Feb. 20 (UPI) — A federal judge on Thursday sentenced Republican strategist and former Trump campaign adviser Roger Stone to 40 months in prison, after he was convicted on seven criminal counts last fall stemming from the Justice Department’s Russia investigation.
U.S. District Court Judge Amy Berman Jackson also gave Stone two years of probation and ordered him to pay $20,000 in fines. The sentence will not begin, however, until Jackson rules on a defense motion for a new trial.
The Trump ally was convicted in November of charges that included lying to Congress, witness tampering and interfering in the House’s Russia investigation, which searched for any links between the Trump campaign and Moscow.
“The truth still exists, the truth still matters. Roger stone insisted that it doesn’t,” Jackson said at Thursday’s hearing.
Stone’s sentence was significantly lighter than the seven to nine years prosecutors originally recommended last week. They were ultimately overruled by U.S. Attorney General William Barr after President Donald Trump slammed the recommendation as excessive. After Barr stepped in, four of the prosecutors in the case quit, two of whom resigned entirely from the U.S. Attorney’s Office in Washington, D.C.
Stone’s defense team filed the motion last week for a new trial after the jury’s foreperson stated publicly she supported the four prosecutors who quit the case, a remark the attorneys said amounted to juror misconduct.
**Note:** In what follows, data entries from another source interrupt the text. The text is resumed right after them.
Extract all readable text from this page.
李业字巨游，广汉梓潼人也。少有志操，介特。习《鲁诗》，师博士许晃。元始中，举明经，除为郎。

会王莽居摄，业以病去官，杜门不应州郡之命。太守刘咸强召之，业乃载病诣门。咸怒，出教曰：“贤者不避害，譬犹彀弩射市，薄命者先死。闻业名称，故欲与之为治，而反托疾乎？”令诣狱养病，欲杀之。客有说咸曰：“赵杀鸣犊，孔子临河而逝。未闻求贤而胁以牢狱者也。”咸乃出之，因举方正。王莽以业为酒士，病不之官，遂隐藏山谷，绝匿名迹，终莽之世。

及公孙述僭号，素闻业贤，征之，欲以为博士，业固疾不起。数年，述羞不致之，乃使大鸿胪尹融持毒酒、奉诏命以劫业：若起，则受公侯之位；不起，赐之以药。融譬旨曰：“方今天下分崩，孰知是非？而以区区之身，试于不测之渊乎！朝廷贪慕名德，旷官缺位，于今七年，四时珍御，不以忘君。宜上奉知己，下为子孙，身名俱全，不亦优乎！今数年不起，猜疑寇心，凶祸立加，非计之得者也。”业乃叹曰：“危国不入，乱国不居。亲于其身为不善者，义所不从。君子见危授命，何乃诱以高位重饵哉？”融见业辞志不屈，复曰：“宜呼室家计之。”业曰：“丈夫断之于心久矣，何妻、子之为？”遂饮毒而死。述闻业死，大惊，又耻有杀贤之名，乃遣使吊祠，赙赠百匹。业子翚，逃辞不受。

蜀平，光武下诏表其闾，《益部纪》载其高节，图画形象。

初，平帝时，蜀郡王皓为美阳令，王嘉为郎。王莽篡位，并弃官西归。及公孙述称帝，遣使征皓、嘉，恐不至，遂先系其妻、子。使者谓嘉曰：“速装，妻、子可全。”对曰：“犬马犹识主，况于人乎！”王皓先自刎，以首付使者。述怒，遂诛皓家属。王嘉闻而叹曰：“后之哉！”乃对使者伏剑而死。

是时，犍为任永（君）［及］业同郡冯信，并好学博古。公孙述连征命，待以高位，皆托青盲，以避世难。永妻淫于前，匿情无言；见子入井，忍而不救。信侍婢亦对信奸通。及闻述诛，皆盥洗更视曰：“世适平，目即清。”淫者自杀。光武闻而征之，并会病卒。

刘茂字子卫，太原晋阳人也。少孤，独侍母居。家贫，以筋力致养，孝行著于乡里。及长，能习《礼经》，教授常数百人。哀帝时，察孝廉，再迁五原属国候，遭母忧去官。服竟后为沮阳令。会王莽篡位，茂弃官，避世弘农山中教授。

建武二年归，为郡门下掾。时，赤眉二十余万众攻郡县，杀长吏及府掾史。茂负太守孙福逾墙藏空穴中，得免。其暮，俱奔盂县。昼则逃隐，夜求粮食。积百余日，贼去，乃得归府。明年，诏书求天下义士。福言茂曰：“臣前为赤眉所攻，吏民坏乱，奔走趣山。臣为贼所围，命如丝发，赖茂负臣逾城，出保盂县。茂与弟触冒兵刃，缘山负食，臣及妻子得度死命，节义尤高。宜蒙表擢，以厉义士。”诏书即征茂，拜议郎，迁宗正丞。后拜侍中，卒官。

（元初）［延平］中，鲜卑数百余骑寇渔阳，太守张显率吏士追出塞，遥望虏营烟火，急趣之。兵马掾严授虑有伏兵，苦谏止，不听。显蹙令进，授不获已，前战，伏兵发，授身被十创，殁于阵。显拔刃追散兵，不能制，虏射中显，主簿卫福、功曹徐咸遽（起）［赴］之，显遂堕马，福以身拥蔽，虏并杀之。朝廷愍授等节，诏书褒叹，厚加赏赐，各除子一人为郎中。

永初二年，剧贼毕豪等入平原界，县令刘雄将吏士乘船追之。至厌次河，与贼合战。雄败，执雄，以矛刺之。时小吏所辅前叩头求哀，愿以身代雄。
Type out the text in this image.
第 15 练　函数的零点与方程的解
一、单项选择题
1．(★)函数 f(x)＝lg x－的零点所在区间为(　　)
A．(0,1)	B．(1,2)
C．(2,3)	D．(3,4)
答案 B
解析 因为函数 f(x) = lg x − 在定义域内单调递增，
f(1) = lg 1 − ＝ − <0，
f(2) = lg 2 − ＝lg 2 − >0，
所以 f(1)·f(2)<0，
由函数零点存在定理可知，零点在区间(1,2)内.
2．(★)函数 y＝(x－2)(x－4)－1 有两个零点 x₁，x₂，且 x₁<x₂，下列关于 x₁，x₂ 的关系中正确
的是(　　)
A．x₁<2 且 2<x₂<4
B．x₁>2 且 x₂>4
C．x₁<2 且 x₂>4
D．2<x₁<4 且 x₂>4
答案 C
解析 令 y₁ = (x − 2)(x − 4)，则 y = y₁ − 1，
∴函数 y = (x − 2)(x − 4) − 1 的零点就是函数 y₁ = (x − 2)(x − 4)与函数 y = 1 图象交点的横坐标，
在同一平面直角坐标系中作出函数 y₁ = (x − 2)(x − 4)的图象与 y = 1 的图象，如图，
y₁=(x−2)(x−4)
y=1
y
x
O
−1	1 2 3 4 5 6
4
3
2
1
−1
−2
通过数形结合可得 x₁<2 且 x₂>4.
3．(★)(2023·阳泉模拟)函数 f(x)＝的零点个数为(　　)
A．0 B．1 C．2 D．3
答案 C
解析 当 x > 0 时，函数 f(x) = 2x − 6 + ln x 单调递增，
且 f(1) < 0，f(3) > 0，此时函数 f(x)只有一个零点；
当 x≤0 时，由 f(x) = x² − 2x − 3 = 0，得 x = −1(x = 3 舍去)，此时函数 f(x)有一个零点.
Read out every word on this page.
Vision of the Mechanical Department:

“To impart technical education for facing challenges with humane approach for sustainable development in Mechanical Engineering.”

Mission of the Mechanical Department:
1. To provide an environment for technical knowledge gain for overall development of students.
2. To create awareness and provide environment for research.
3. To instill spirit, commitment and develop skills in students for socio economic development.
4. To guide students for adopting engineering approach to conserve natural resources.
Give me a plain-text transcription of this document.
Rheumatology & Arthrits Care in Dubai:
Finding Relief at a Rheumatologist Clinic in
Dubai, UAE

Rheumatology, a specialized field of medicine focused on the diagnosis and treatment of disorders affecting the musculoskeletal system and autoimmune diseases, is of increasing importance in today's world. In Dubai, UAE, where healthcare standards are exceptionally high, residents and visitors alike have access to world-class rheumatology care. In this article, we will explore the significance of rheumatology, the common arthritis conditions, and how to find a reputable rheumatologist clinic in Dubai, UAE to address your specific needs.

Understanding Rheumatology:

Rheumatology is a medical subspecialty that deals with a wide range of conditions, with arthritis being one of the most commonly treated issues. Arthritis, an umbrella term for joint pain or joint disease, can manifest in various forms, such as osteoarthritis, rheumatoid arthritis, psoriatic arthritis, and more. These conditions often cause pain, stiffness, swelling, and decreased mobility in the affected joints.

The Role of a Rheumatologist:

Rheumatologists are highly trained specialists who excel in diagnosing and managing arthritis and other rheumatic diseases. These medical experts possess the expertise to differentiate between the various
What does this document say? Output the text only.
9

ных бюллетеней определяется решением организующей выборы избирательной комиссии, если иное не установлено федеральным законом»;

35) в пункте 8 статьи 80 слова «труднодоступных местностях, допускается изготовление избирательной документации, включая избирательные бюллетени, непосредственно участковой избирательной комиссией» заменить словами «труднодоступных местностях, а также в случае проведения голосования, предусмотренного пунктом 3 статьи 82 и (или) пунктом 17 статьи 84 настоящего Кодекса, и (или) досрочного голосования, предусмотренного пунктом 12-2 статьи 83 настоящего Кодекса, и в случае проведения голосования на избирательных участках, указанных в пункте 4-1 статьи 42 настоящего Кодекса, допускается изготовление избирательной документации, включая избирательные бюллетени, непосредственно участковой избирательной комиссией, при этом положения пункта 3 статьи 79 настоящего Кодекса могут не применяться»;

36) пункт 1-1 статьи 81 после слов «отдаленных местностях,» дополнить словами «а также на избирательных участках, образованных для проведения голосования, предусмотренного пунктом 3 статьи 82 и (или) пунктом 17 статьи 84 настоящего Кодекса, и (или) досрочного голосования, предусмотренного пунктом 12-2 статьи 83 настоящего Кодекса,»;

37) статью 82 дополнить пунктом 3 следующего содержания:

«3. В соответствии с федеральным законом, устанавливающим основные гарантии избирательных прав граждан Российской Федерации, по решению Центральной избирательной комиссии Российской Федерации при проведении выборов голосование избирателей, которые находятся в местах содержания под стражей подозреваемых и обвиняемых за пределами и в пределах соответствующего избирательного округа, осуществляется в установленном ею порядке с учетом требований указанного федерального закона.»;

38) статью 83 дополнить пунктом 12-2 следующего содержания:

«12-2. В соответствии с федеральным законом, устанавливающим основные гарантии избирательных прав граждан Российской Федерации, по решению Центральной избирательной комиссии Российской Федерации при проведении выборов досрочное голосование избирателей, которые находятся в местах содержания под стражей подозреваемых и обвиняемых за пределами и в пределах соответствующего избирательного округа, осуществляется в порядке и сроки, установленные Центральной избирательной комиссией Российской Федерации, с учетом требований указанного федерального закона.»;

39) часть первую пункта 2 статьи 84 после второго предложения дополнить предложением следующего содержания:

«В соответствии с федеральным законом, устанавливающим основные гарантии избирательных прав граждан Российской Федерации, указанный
Trump called the foreperson “totally tainted” in remarks before he gave a speech at a Hope for Prisoners graduation ceremony in Las Vegas. He also expressed his support for Stone.
“I’m following this very closely and I want to see it play out to its fullest because Roger has a very good chance of exoneration in my opinion,” the president said. “He’s a smart guy, he’s a little different … . But he’s a good person. His family is fantastic.”
Jackson said previously she would deliver Thursday’s sentence even though Stone’s defense is seeking a retrial. The judge told attorneys and prosecutors in the case Tuesday that Stone will have time to make challenges after he was sentenced, meaning he won’t be immediately imprisoned.
Should Jackson ultimately grant a new trial, Thursday’s sentence would be voided.
The charges against Stone stem from the two-year Justice Department investigation of Russian electoral interference, which also convicted five other Trump aides or advisers.